Já se disse que, em política, trair é uma questão de tempo. O que significa dizer que as relações construídas no ambiente político estão fadadas ao insucesso, variando tão somente no “quando” e muito pouco no “por quê”. Mesmo assim, nenhum personagem político quer encenar este papel, preferindo sempre o perfil de vítima ao de vilão. Para tanto, adota-se a inversão de valores.

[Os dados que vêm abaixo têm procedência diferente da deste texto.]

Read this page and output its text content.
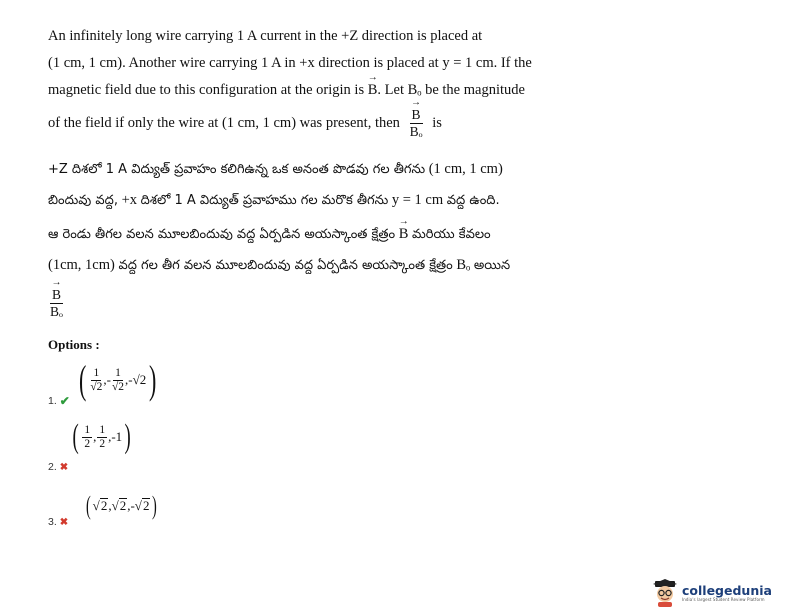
An infinitely long wire carrying 1 A current in the +Z direction is placed at
(1 cm, 1 cm). Another wire carrying 1 A in +x direction is placed at y = 1 cm. If the
magnetic field due to this configuration at the origin is → B. Let Bₒ be the magnitude
of the field if only the wire at (1 cm, 1 cm) was present, then → $\frac{B}{\text{Bₒ}}$ is
+Z దిశలో 1 A విద్యుత్ ప్రవాహం కలిగిఉన్న ఒక అనంత పొడవు గల తీగను (1 cm, 1 cm)
బిందువు వద్ద, +x దిశలో 1 A విద్యుత్ ప్రవాహము గల మరొక తీగను y = 1 cm వద్ద ఉంది.
ఆ రెండు తీగల వలన మూలబిందువు వద్ద ఏర్పడిన అయస్కాంత క్షేత్రం → B మరియు కేవలం
(1cm, 1cm) వద్ద గల తీగ వలన మూలబిందువు వద్ద ఏర్పడిన అయస్కాంత క్షేత్రం Bₒ అయిన
→ $\frac{B}{\text{Bₒ}}$
Options :
1. ✔ ( $\frac{1}{√2}$ , - $\frac{1}{√2}$ , - √2 )
2. ✖
( $\frac{1}{2}$ , $\frac{1}{2}$ , - 1 )
3. ✖
( √ 2 , √ 2 , - √ 2 )
collegedunia
India's largest Student Review Platform
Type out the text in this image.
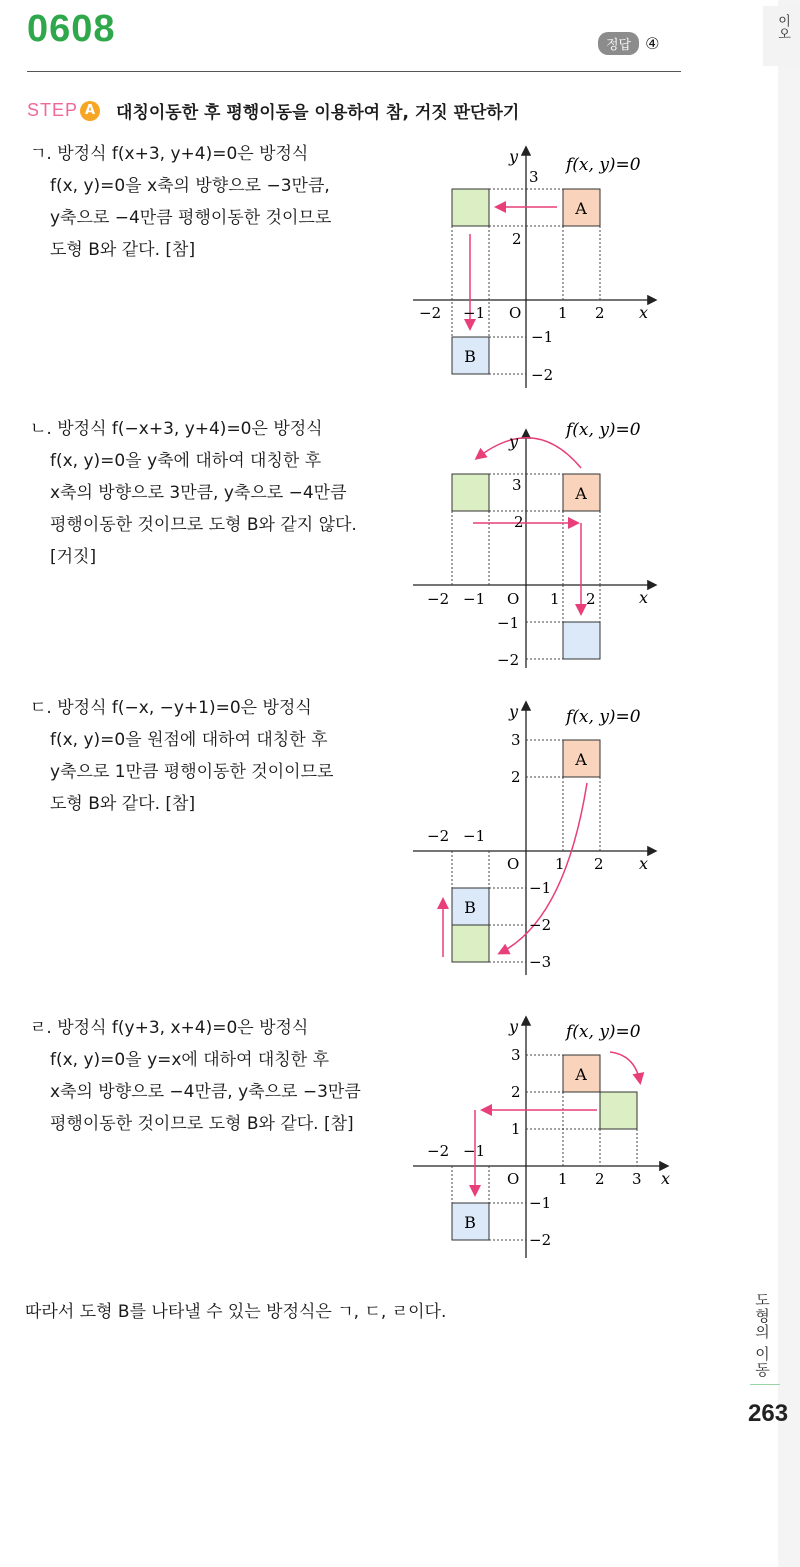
0608	정답 ④
이오
도형의 이동
263
STEP A 대칭이동한 후 평행이동을 이용하여 참, 거짓 판단하기

ㄱ. 방정식 f(x+3, y+4)=0은 방정식

f(x, y)=0을 x축의 방향으로 −3만큼,

y축으로 −4만큼 평행이동한 것이므로

도형 B와 같다. [참]

ㄴ. 방정식 f(−x+3, y+4)=0은 방정식

f(x, y)=0을 y축에 대하여 대칭한 후

x축의 방향으로 3만큼, y축으로 −4만큼

평행이동한 것이므로 도형 B와 같지 않다.

[거짓]

ㄷ. 방정식 f(−x, −y+1)=0은 방정식

f(x, y)=0을 원점에 대하여 대칭한 후

y축으로 1만큼 평행이동한 것이이므로

도형 B와 같다. [참]

ㄹ. 방정식 f(y+3, x+4)=0은 방정식

f(x, y)=0을 y=x에 대하여 대칭한 후

x축의 방향으로 −4만큼, y축으로 −3만큼

평행이동한 것이므로 도형 B와 같다. [참]

따라서 도형 B를 나타낼 수 있는 방정식은 ㄱ, ㄷ, ㄹ이다.
A
B
f(x, y)=0
y
x
O
3
2
−2 −1	1 2
−1
−2
A
f(x, y)=0
y
x
O
3
2
−2 −1	1 2
−1
−2
A
B
f(x, y)=0
y
x
O
3
2
−2 −1
1 2
−1
−2
−3
A
B
f(x, y)=0
y
x
O
3
2
1
−2 −1
1 2 3
−1
−2
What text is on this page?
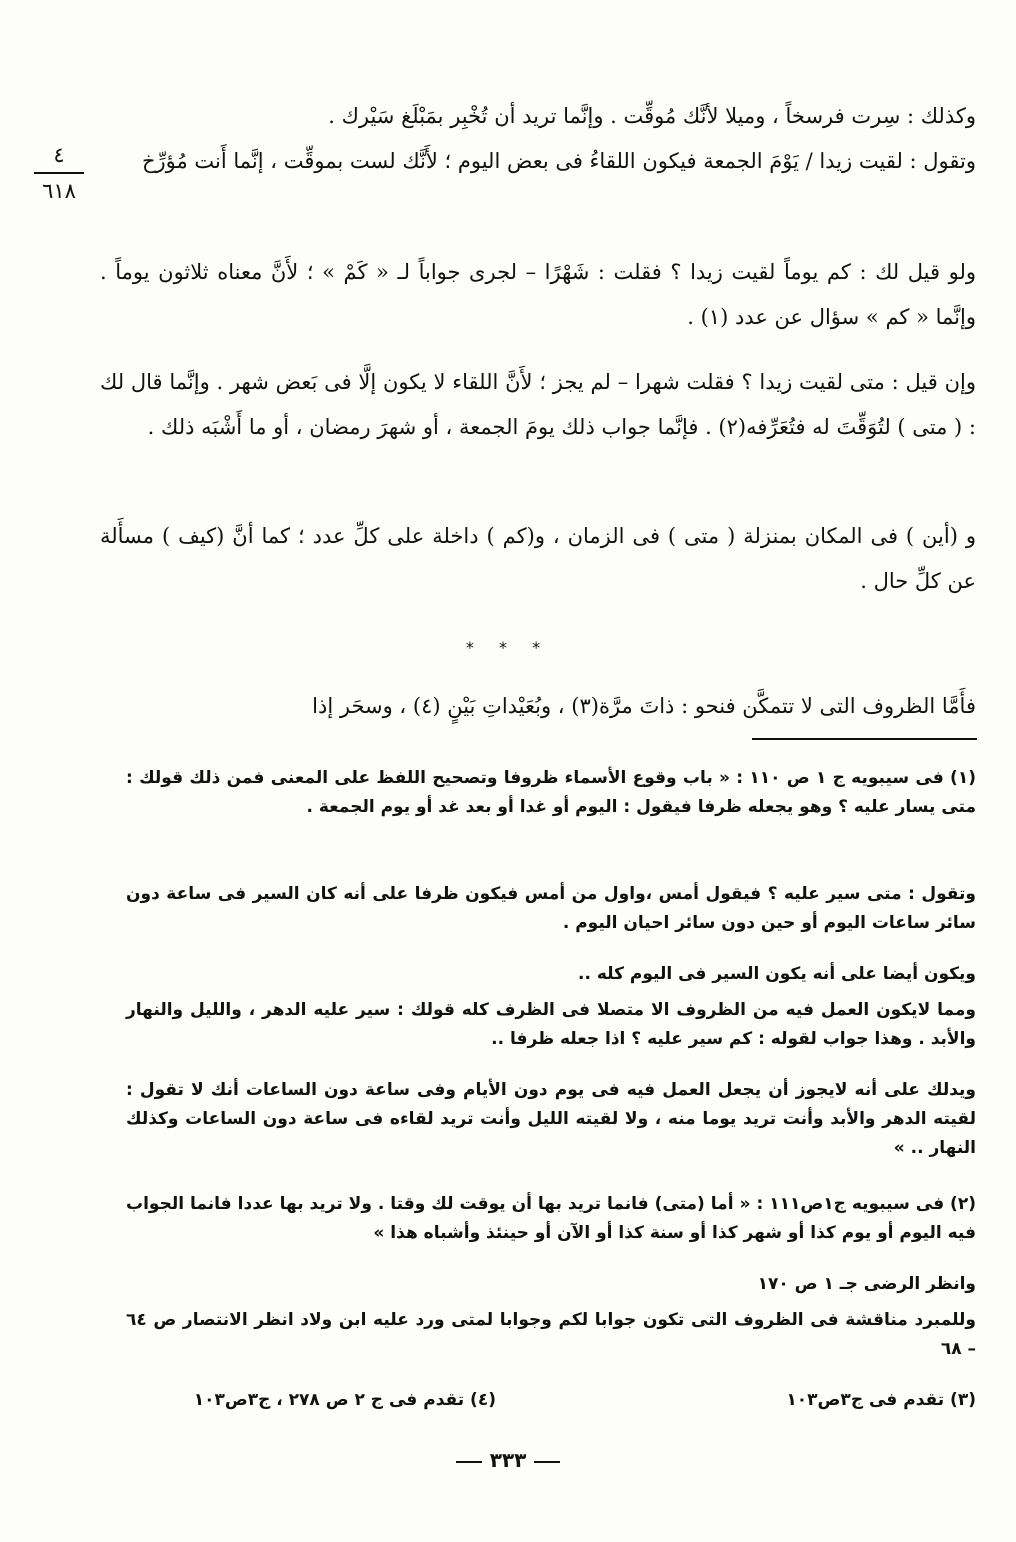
٤
٦١٨

وكذلك : سِرت فرسخاً ، وميلا لأنَّك مُوقِّت . وإنَّما تريد أن تُخْبِر بمَبْلَغ سَيْرك .

وتقول : لقيت زيدا / يَوْمَ الجمعة فيكون اللقاءُ فى بعض اليوم ؛ لأَنَّك لست بموقِّت ، إنَّما أَنت مُؤرِّخ

ولو قيل لك : كم يوماً لقيت زيدا ؟ فقلت : شَهْرًا – لجرى جواباً لـ « كَمْ » ؛ لأَنَّ معناه ثلاثون يوماً . وإنَّما « كم » سؤال عن عدد (١) .

وإن قيل : متى لقيت زيدا ؟ فقلت شهرا – لم يجز ؛ لأَنَّ اللقاء لا يكون إلَّا فى بَعض شهر . وإنَّما قال لك : ( متى ) لتُوَقِّتَ له فتُعَرِّفه(٢) . فإنَّما جواب ذلك يومَ الجمعة ، أو شهرَ رمضان ، أو ما أَشْبَه ذلك .

و (أين ) فى المكان بمنزلة ( متى ) فى الزمان ، و(كم ) داخلة على كلِّ عدد ؛ كما أنَّ (كيف ) مسأَلة عن كلِّ حال .

* * *

فأَمَّا الظروف التى لا تتمكَّن فنحو : ذاتَ مرَّة(٣) ، وبُعَيْداتِ بَيْنٍ (٤) ، وسحَر إذا

(١) فى سيبويه ج ١ ص ١١٠ : « باب وقوع الأسماء ظروفا وتصحيح اللفظ على المعنى فمن ذلك قولك : متى يسار عليه ؟ وهو يجعله ظرفا فيقول : اليوم أو غدا أو بعد غد أو يوم الجمعة .

وتقول : متى سير عليه ؟ فيقول أمس ،واول من أمس فيكون ظرفا على أنه كان السير فى ساعة دون سائر ساعات اليوم أو حين دون سائر احيان اليوم .

ويكون أيضا على أنه يكون السير فى اليوم كله ..

ومما لايكون العمل فيه من الظروف الا متصلا فى الظرف كله قولك : سير عليه الدهر ، والليل والنهار والأبد . وهذا جواب لقوله : كم سير عليه ؟ اذا جعله ظرفا ..

ويدلك على أنه لايجوز أن يجعل العمل فيه فى يوم دون الأيام وفى ساعة دون الساعات أنك لا تقول : لقيته الدهر والأبد وأنت تريد يوما منه ، ولا لقيته الليل وأنت تريد لقاءه فى ساعة دون الساعات وكذلك النهار .. »

(٢) فى سيبويه ج١ص١١١ : « أما (متى) فانما تريد بها أن يوقت لك وقتا . ولا تريد بها عددا فانما الجواب فيه اليوم أو يوم كذا أو شهر كذا أو سنة كذا أو الآن أو حينئذ وأشباه هذا »

وانظر الرضى جـ ١ ص ١٧٠

وللمبرد مناقشة فى الظروف التى تكون جوابا لكم وجوابا لمتى ورد عليه ابن ولاد انظر الانتصار ص ٦٤ – ٦٨

(٣) تقدم فى ج٣ص١٠٣
(٤) تقدم فى ج ٢ ص ٢٧٨ ، ج٣ص١٠٣
٣٣٣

Neste já configurado processo de rompimento do senador Cássio Cunha Lima com o governador Ricardo Coutinho, a tese se aplica. Aqueles que estão, a exemplo do vice-governador Rômulo Gouveia (PSD), além de tantos outros que se revelarão ao longo do processo, mantendo a posição construída sobre as bençãos de Cássio, é que estão sendo acusados de traição. Quando, ao contrário do que se pretende difundir, decidiram ficar exatamente no lugar que estavam quando tudo começou. Quando, ao contrário, estão sendo coerentes.
Como é que todos aqueles que estiveram por mais de três anos ao lado do governo, defendendo-o e, especialmente, usufruindo da aliança, mesmo que, em alguns casos, não como achavam que deveriam, podem deixar a gestão agora sem olhar pra trás e sem dizer “tem algo de mim aqui”? Ficar onde estava, agir como se agia, defender o que se defendia, não é trair. É ser coerente.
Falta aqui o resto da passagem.